Pedro was back in the thick of things steering the Birds to victory in the Metropolitan Cup final against Civics. The Angolan netted the winner in the 2-1 victory. This was followed by a league title triumph – paving the path for the seasiders to conquer Africa.
“Our first match was against Eleven Men in Flight from Swaziland, who beat us 2-1 in Mbabane, but we came out tops in the decisive second leg at the Kuisebmond Stadium, winning 3-1 in Walvis-Bay. I scored a brace to advance through 4-3 on aggregate.”

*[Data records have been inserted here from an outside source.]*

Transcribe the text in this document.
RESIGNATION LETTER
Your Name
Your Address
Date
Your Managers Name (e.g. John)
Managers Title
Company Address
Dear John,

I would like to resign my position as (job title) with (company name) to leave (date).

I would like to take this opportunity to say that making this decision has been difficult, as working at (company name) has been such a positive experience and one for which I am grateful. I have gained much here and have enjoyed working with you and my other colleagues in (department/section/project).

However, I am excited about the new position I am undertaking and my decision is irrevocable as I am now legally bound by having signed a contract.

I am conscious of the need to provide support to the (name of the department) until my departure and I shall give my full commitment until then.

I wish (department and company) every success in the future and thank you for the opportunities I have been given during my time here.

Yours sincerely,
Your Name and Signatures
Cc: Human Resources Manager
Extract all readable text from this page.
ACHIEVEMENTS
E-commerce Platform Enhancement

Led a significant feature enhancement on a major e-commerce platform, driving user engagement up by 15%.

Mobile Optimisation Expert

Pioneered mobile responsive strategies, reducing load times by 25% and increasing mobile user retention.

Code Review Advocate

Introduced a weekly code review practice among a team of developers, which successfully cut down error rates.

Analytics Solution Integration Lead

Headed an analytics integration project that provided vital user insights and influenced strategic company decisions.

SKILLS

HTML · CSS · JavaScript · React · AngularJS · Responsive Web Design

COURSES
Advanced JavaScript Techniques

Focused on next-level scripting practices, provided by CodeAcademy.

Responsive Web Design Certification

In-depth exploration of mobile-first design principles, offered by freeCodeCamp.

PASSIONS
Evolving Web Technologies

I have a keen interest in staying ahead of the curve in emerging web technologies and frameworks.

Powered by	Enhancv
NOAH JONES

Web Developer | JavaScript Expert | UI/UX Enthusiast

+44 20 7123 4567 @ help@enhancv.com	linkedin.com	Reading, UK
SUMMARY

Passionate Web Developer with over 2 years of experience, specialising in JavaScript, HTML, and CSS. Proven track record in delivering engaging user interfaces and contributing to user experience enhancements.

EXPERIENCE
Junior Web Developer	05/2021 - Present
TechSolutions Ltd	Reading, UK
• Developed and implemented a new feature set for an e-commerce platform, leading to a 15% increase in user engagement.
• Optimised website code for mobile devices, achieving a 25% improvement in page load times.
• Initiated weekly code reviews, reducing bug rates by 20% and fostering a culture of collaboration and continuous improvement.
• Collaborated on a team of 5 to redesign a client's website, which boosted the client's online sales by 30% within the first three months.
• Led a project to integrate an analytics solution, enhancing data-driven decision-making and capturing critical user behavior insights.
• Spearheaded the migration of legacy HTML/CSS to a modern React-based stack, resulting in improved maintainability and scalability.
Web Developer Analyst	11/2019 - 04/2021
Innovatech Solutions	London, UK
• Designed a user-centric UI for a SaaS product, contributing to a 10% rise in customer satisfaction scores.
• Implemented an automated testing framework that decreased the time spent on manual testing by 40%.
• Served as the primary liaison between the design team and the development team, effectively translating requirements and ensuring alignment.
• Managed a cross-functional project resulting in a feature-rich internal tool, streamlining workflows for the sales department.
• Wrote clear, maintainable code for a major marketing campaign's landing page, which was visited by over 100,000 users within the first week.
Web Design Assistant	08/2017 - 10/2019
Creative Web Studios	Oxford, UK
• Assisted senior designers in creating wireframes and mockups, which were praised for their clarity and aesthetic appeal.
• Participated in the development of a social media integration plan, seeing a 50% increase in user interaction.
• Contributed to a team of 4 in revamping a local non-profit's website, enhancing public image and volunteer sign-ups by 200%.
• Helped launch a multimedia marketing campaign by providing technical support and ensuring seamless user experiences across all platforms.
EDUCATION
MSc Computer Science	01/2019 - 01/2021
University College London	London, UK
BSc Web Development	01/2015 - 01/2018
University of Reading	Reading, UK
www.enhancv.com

Next stop was his native land, where Angolan giants Primeiro de Agosto awaited the Namibians. The hosts won comfortably with 3-0 before drawing the 2nd leg 1-all in Walvis Bay.
Pedro played a pivotal role when the Munyanda Muaine-inspired Birds humiliated Katutura glamour football club African Stars in front of their home crowd.
The visitors easily waltzed past a hapless Stars in the final of the maiden edition of the now defunct BP Top-8 Cup, at the packed-to-rafters Independence Stadium in Windhoek in 1996 – dispatching the Reds 2-0 via Muaine’s powerful headed brace.
Pedro’s goal-scoring exploits did not go unnoticed, as South African Professional Soccer League (PSL) side Hellenic came knocking on the door. He signed a professional contract with the Cape Town outfit, where he was to lead the strike force alongside Gerald Stober and the late Grant Young.
After four seasons in the Mother City, he was transferred to fellow PSL campaigners African Wanderers in Durban where he stayed for one season. In 2005, Walvis Bay’s business mogul Hennie Dawids took Blue Waters under his wing and recalled the speedy striker – dangling a juicy carrot in his face.
“He (Dawids) tabled a very good project for the club and it came at a time when I was becoming homesick and desperately wanted to return after such a long time away from my adopted hometown.”
Dawids assembled the crème de la crème of Namibian footballers under the stewardship of well-travelled Zimbabwean and former Brave Warriors coach Sherperd Murape. The new-look Birds made a clean sweep, claiming back-to-back league titles, including victories in several knockout cup competitions.
In the end, it was not all a bed of roses, as Pedro suffered the agony of relegation, but the stocky built Angolan stayed put and contributed immensely to the club’s quick return to topflight football after just one season in the lower ranks.
He finally retired from competitive football in the 2012/2013 campaign in order to concentrate on business.